Forum Moderators: open
When clicking on the live URL at Google, even though it's an alltheweb URL it brings up the web page that had been searched for - exactly the page as it is on the site.
It comes out of here, which can't be accessed
[click.alltheweb.com...]
Why isn't that being excluded at alltheweb from robots crawling altogether? It doesn't seem that should be publicly available for crawling at all if the subdomain root is forbidden.
I don't think I could think up a better way to mess up Google's search if I tried. What it amounts to is that alltheweb is putting web pages out there with one of their own URLs that's actually swiped content belonging to someone else.
As a side note, I haven't begun to check out all the details, but the site I was checking out when I found this appears to have a penalty for the homepage at Yahoo.
It this what you're talking about?
Even better: every result loads as a frameset using one frame to show ads coming from the hijacking domain, and another frame loads the actual redirect's content. Looks like fast allready did something against it - the redirect frame loads a fast error page "Invalid redirect URL" ...
<added>
It's all coming from one "meta search engine". The search results' listings (in this case fast's redirect url's) are obviously cached, mirrored to tons of domains and made available to google and other crawlers. This is getting a new sport obviously.
</added>
Yep, ATW should add /urlinfo to the robots.txt.

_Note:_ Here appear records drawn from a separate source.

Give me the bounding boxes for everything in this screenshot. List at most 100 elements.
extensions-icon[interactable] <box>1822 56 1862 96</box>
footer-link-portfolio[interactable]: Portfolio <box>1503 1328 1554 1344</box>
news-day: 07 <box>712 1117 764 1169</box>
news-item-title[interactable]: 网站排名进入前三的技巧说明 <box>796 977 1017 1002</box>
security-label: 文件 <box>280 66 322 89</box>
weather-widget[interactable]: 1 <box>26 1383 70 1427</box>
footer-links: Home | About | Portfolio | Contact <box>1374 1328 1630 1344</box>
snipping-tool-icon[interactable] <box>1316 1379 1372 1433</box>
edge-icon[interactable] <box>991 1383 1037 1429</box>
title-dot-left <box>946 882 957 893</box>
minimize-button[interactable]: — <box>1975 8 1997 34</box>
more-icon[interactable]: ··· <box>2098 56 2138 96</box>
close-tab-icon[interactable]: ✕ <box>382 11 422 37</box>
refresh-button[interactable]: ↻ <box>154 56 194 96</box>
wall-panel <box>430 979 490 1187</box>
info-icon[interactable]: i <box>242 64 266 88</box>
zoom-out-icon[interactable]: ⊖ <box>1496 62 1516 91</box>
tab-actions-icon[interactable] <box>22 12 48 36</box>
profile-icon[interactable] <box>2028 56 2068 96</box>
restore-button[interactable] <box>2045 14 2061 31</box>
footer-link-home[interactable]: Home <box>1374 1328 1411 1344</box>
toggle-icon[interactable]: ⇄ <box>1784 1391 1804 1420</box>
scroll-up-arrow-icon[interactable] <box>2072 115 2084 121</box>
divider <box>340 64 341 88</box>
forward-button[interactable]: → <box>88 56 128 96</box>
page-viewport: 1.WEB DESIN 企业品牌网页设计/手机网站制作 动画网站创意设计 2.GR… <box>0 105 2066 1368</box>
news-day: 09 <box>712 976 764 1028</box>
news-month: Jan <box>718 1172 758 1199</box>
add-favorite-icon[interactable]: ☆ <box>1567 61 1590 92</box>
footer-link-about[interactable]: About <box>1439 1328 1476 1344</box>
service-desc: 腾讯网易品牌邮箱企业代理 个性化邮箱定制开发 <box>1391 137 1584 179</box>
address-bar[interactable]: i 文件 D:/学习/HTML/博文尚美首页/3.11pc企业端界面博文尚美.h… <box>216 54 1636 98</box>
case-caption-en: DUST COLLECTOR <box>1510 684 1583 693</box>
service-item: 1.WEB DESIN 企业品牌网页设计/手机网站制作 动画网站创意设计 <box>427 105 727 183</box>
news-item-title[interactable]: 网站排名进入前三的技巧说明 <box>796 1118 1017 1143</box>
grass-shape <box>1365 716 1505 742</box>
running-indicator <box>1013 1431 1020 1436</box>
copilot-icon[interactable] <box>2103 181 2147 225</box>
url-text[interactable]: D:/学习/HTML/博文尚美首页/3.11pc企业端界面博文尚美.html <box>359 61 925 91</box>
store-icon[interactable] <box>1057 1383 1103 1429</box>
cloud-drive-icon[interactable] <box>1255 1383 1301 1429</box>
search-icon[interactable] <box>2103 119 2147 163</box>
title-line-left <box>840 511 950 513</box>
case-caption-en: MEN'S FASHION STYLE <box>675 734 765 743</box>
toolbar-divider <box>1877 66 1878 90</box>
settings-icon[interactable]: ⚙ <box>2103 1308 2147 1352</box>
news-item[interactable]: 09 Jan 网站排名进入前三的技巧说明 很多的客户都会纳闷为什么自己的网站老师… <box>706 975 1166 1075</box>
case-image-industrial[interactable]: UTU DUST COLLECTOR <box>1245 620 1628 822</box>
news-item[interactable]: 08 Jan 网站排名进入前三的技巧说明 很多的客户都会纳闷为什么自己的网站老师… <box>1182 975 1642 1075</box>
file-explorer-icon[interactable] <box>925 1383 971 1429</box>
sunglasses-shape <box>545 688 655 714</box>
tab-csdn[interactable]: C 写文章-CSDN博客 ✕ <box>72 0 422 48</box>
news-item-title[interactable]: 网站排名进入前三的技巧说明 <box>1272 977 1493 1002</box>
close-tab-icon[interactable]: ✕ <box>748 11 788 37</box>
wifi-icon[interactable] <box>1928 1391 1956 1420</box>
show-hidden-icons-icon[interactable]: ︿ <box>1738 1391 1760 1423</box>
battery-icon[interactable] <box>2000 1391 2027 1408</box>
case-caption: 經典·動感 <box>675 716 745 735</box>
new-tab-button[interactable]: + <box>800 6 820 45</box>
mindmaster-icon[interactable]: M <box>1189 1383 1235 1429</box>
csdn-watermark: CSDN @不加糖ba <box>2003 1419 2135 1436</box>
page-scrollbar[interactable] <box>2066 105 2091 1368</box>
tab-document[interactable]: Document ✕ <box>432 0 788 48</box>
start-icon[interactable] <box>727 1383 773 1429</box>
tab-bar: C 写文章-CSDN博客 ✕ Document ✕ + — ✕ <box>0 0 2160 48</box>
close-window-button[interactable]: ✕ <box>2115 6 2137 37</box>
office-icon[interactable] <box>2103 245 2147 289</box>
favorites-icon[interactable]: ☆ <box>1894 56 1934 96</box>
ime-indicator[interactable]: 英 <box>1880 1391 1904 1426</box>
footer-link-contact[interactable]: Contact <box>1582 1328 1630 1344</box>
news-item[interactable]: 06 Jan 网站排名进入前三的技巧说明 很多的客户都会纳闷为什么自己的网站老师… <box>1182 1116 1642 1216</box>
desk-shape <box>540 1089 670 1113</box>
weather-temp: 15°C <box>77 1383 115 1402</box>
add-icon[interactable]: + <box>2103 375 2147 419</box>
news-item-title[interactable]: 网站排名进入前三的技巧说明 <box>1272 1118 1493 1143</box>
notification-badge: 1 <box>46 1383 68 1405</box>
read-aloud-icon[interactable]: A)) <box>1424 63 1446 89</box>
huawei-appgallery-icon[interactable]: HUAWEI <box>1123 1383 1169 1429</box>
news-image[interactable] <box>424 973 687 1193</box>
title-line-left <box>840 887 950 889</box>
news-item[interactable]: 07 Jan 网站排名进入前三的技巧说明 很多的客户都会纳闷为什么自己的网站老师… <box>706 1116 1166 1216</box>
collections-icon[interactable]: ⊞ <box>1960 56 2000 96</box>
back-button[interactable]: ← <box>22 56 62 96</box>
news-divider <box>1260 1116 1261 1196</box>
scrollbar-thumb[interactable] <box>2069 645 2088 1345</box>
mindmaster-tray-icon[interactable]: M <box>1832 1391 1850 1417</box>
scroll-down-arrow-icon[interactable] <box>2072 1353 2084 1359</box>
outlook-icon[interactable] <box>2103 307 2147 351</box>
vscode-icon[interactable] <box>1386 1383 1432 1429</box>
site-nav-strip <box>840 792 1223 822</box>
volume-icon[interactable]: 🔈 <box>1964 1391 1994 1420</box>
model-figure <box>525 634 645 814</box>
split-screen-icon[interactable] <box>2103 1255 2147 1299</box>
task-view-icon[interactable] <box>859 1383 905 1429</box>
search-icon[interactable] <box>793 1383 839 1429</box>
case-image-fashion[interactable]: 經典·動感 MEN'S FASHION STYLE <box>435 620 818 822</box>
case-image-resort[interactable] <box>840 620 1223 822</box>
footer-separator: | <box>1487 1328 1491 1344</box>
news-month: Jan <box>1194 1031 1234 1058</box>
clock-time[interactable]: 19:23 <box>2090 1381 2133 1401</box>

That's probably enough to make them aware of the problem. However, it might speed up things to contact the sales people at google - there's money involved ... i received good feedback in the past when i used my AdWords account to send quality complaints to google.
If google one day starts to unintentionally penalize or drop the original version of such mirrored pages instead of the redundant mirror, they might end up penalizing a lot of the best known sites - including WebmasterWorld and Google itself. If you search google for exact pages titles or urls from WebmasterWorld and/or google you'll find a lot of high ranked anonymizing proxies that cache every requested page and make them available to robots.
Bad side effect of google's improved spidering of dynamic content, imho. They presumalby allready work on a solution at the plex.